Joly coprésidente de la campagne

Au jour 2 de ce congrès virtuel, le PLC a par ailleurs annoncé qu’il confiait les rênes de l’organisation de la prochaine campagne électorale, quand elle sera mise en branle, à la ministre québécoise Mélanie Joly et au député ontarien Navdeep Bains.

Pour Mme Joly, qui a travaillé à titre d’organisatrice pour la campagne à la direction de Justin Trudeau et fondé de toutes pièces un parti politique afin de briguer la mairie de Montréal, c’est un retour aux sources, en quelque sorte.

PHOTO ALAIN ROBERGE, ARCHIVES LA PRESSE

Mélanie Joly, ministre du Développement économique et des Langues officielles

Ç’a toujours été un intérêt, même une priorité, pour moi, l’organisation politique. J’ai commencé ma carrière politique active comme ça, en lançant un parti à Montréal […] et je sais que pour gagner une élection, il faut être organisé. C’est la base.

Mélanie Joly, ministre du Développement économique et des Langues officielles

L’une de ses « obsessions » sera de convaincre plus de femmes de tenter leur chance — refaçonner la représentativité au sein de la députation s’avère crucial dans le contexte où la pandémie a frappé plus durement les femmes, plaide la ministre en entrevue avec La Presse.

« Les femmes doivent avoir une voix forte aux prochaines élections. C’est certainement quelque chose sur quoi je vais travailler, parce que je sais que ça prend plus de temps et plus d’arguments pour convaincre une femme de se lancer en politique », dit Mme Joly.

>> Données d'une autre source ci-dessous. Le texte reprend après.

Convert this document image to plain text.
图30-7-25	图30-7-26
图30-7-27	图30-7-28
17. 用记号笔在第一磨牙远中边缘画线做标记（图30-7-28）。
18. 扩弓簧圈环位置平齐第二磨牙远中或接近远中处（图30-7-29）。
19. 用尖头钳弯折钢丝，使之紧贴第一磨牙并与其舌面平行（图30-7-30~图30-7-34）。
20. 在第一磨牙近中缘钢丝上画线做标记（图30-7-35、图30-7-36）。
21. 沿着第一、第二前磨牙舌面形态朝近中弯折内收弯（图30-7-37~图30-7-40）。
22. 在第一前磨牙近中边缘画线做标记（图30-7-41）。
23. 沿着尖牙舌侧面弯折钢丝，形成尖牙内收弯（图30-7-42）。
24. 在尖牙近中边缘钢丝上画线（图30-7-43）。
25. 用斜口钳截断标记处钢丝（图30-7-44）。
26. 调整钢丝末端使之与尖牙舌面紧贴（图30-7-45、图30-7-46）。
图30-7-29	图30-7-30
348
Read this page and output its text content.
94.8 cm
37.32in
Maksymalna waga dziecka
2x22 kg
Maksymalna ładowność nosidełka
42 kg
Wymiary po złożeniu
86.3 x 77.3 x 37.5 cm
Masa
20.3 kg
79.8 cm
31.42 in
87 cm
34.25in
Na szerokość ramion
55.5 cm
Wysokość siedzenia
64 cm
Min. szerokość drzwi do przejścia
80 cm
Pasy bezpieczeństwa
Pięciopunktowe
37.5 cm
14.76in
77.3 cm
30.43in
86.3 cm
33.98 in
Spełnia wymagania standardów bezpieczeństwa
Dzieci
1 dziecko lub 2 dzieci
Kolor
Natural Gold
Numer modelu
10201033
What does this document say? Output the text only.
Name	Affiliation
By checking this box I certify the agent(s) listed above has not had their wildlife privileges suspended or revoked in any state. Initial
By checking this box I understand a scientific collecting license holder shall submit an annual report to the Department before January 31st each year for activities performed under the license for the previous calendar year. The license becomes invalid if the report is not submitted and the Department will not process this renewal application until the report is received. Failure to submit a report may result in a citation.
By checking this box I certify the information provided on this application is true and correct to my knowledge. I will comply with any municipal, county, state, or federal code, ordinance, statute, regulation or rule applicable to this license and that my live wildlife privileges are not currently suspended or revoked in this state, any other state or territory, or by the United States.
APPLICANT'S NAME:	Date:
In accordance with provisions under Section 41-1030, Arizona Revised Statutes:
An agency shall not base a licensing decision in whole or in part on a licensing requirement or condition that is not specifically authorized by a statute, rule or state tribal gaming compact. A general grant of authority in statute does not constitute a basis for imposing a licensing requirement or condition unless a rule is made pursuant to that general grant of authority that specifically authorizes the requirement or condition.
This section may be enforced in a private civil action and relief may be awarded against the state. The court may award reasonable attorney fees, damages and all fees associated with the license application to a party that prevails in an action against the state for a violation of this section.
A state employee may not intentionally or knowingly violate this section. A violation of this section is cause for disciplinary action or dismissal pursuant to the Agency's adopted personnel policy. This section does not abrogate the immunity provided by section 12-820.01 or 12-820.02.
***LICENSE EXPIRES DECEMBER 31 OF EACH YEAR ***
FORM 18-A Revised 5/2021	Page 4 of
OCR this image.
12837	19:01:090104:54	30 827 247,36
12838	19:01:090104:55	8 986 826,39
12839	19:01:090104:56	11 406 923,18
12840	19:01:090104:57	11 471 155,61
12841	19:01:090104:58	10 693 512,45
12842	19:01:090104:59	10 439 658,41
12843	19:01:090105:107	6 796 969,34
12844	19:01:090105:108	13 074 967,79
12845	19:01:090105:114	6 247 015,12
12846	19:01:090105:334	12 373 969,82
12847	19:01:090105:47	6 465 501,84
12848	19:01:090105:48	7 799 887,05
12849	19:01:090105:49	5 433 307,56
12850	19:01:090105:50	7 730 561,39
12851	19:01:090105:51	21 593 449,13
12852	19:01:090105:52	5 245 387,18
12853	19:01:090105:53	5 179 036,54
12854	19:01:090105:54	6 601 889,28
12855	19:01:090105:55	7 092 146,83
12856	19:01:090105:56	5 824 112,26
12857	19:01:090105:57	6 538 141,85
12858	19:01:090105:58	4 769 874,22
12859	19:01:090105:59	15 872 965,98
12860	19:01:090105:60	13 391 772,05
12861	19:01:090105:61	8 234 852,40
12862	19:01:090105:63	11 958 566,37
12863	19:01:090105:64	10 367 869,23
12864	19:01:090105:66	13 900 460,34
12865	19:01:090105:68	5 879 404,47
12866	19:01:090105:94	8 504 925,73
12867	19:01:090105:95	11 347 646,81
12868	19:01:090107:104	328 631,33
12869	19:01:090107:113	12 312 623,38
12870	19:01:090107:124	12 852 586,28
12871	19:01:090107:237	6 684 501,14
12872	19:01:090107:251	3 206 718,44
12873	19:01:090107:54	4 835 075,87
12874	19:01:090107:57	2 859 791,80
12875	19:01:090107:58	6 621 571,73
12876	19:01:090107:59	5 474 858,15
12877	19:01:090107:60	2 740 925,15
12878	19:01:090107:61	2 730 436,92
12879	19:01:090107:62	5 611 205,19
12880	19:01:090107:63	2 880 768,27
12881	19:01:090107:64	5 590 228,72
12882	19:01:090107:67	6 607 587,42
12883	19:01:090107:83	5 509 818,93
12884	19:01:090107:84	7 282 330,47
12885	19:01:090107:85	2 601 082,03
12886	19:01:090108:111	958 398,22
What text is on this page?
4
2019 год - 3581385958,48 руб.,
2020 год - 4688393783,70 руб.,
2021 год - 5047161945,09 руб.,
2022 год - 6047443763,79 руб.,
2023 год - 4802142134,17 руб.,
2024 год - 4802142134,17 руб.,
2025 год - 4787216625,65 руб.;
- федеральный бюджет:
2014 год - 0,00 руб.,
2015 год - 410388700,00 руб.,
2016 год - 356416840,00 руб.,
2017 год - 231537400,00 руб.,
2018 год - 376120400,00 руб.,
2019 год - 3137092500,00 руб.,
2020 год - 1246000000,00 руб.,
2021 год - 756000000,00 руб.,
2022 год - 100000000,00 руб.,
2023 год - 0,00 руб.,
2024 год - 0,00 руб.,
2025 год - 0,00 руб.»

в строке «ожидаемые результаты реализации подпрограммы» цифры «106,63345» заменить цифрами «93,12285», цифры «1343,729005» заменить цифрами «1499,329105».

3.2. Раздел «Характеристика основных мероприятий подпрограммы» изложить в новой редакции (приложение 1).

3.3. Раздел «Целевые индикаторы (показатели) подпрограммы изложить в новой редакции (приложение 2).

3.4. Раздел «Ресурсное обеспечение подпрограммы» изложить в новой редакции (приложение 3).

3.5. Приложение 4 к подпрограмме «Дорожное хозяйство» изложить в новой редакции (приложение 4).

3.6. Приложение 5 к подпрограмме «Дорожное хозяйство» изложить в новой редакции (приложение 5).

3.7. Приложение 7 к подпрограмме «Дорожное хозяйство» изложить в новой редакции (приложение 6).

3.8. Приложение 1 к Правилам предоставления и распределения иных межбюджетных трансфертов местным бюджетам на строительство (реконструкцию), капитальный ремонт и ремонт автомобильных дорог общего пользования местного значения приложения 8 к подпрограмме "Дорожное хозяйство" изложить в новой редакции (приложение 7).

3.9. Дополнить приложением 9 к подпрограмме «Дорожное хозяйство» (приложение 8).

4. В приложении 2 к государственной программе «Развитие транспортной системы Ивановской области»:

Elle coprésidera la campagne électorale avec Navdeep Bains, ancien ministre de l’Innovation, qui a choisi de ne pas solliciter de nouveau mandat. Ils sont tous les deux réputés pour leurs talents d’organisateur et leur capacité à recueillir des fonds.

« Le leadership de Mélanie Joly et de Navdeep Bains permettra de mettre sur pied une campagne efficace et novatrice, centrée sur notre plan positif », a fait valoir Justin Trudeau dans un communiqué où l’on précise que les coprésidents se mettront au boulot « peu importe quand [l’élection] sera déclenchée ».